Pharmacist Care and Clinical Outcomes for Patients With Reactive Airways Disease

Author Affiliations

Author Affiliations: Department of Biostatistics and Epidemiology, Center for Clinical Epidemiology and Biostatistics, Center for Education and Research on Therapeutics, University of Pennsylvania School of Medicine, Philadelphia.
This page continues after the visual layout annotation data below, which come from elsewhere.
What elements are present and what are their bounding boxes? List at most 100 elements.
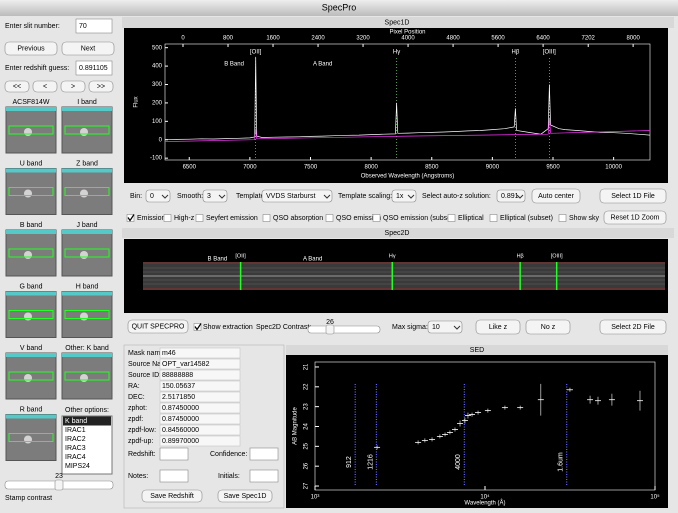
rest-frame-label: 1216 (367, 454, 374, 470)
dropdown-value: 0 (150, 193, 154, 200)
checkbox[interactable] (163, 214, 172, 222)
button[interactable] (603, 210, 667, 225)
button[interactable] (475, 319, 521, 335)
stamp-slit-box (64, 248, 110, 258)
dropdown-arrow (453, 325, 461, 330)
y-tick-label: 0 (159, 137, 163, 143)
info-label: zpdf-low: (128, 427, 156, 434)
stamp-scale-bar (6, 414, 56, 419)
text-field[interactable] (249, 469, 279, 483)
button[interactable] (217, 489, 273, 503)
button[interactable] (599, 319, 667, 335)
stamp-label: V band (20, 345, 42, 352)
dropdown-value: 10 (432, 324, 440, 331)
button[interactable] (127, 319, 189, 334)
checkbox-label: Emission (137, 215, 166, 222)
button-label: Reset 1D Zoom (610, 214, 659, 221)
stamp-slit-box (8, 248, 54, 258)
text-field[interactable] (75, 60, 113, 76)
dropdown[interactable] (145, 189, 171, 203)
dropdown[interactable] (202, 189, 228, 203)
info-value-box (159, 402, 241, 414)
dropdown[interactable] (496, 189, 526, 203)
checkbox-label: Show sky (569, 215, 599, 222)
dropdown-value: 1x (396, 193, 404, 200)
option-item: K band (65, 418, 87, 425)
info-value: 0.87450000 (162, 416, 199, 423)
checkbox[interactable] (262, 214, 271, 222)
dropdown-arrow (516, 194, 524, 199)
text-field[interactable] (159, 447, 189, 461)
button-label: > (71, 83, 75, 90)
x-tick-label: 10⁴ (480, 494, 490, 501)
button-label: Next (81, 45, 95, 52)
checkbox-label: QSO absorption (273, 215, 323, 222)
checkbox[interactable] (195, 214, 204, 222)
line-label: [OII] (235, 253, 246, 259)
panel-header (122, 228, 674, 238)
rest-frame-label: 4000 (455, 454, 462, 470)
info-label: zpdf-up: (128, 438, 153, 445)
checkbox-label: High-z (174, 215, 195, 222)
button[interactable] (531, 188, 581, 204)
label: Other options: (65, 407, 109, 414)
line-label: Hγ (389, 253, 396, 259)
y-tick-label: 24 (304, 423, 310, 430)
button[interactable] (61, 41, 115, 56)
x2-tick-label: 3200 (356, 36, 370, 42)
slider-thumb[interactable] (325, 324, 335, 335)
y-tick-label: 25 (304, 442, 310, 449)
button[interactable] (4, 80, 30, 93)
panel-title: Spec2D (385, 230, 410, 237)
label: Confidence: (210, 451, 247, 458)
checkbox[interactable] (489, 214, 498, 222)
x2-tick-label: 6400 (536, 36, 550, 42)
option-item: IRAC4 (65, 454, 86, 461)
label: Enter redshift guess: (5, 65, 69, 72)
checkbox[interactable] (126, 214, 135, 222)
slider-thumb[interactable] (54, 479, 64, 491)
button[interactable] (525, 319, 571, 335)
info-label: zphot: (128, 405, 147, 412)
dropdown[interactable] (427, 320, 463, 334)
button[interactable] (88, 80, 114, 93)
label: Template scaling: (338, 193, 392, 200)
rest-frame-label: 912 (346, 456, 353, 468)
panel-title: Spec1D (385, 19, 410, 26)
button[interactable] (32, 80, 58, 93)
button[interactable] (60, 80, 86, 93)
checkbox[interactable] (325, 214, 334, 222)
button[interactable] (141, 489, 203, 503)
info-value: m46 (162, 350, 176, 357)
y-tick-label: 300 (152, 82, 163, 88)
band-label: A Band (313, 62, 332, 68)
button[interactable] (4, 41, 58, 56)
stamp-slit-box (8, 187, 54, 196)
text-field[interactable] (75, 18, 113, 34)
checkbox[interactable] (558, 214, 567, 222)
y-tick-label: 27 (304, 482, 310, 489)
title-bar (0, 0, 678, 16)
stamp-scale-bar (6, 230, 56, 234)
label: Stamp contrast (5, 495, 52, 502)
x2-tick-label: 7202 (582, 36, 596, 42)
dropdown-value: 3 (207, 193, 211, 200)
button[interactable] (599, 188, 667, 204)
stamp-slit-box (64, 310, 110, 319)
checkbox[interactable] (372, 214, 381, 222)
x2-axis-label: Pixel Position (389, 30, 425, 36)
button-label: Auto center (538, 193, 574, 200)
text-field[interactable] (249, 447, 279, 461)
y-tick-label: 22 (304, 383, 310, 390)
option-item: IRAC2 (65, 436, 86, 443)
dropdown[interactable] (261, 189, 333, 203)
x2-tick-label: 0 (181, 36, 185, 42)
text-field[interactable] (159, 469, 189, 483)
stamp-slit-box (8, 371, 54, 381)
checkbox[interactable] (193, 323, 202, 331)
dropdown[interactable] (391, 189, 417, 203)
checkbox[interactable] (447, 214, 456, 222)
slider-track[interactable] (307, 325, 381, 334)
dropdown-value: VVDS Starburst (266, 193, 315, 200)
rest-frame-label: 1.6um (558, 452, 565, 472)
JAMA. 2002;288(13):1642-1643. doi:10.1001/jama.288.13.1642

In recent years, pharmacists have received increasingly sophisticated clinical training. Given the well known and well publicized recognition of widespread problems induced by use of medications,1 pharmacists' skills represent an enormous potential resource to improve drug therapy. To that end, interest and expectation that pharmacists provide "pharmaceutical care" services has increased.2 Such models vary dramatically and include collaborative prescribing agreements,3 participation in interdisciplinary inpatient care teams,4,5 disease-state management programs,6 anticoagulation clinics,7 and routine functions like monitoring symptoms, providing medication counseling, helping resolve drug-related problems, and facilitating communication with physicians. Federally mandated drug utilization review in ambulatory settings and drug regimen review in skilled nursing facilities indicate at least partial acceptance of such functions by legislators.8 Pharmacists' scope of practice has even been the subject of formal policy statements by the American College of Physicians-American Society of Internal Medicine.9 Yet to date, there have been remarkably few rigorous studies of the effectiveness of various models of pharmaceutical care, particularly in outpatient settings.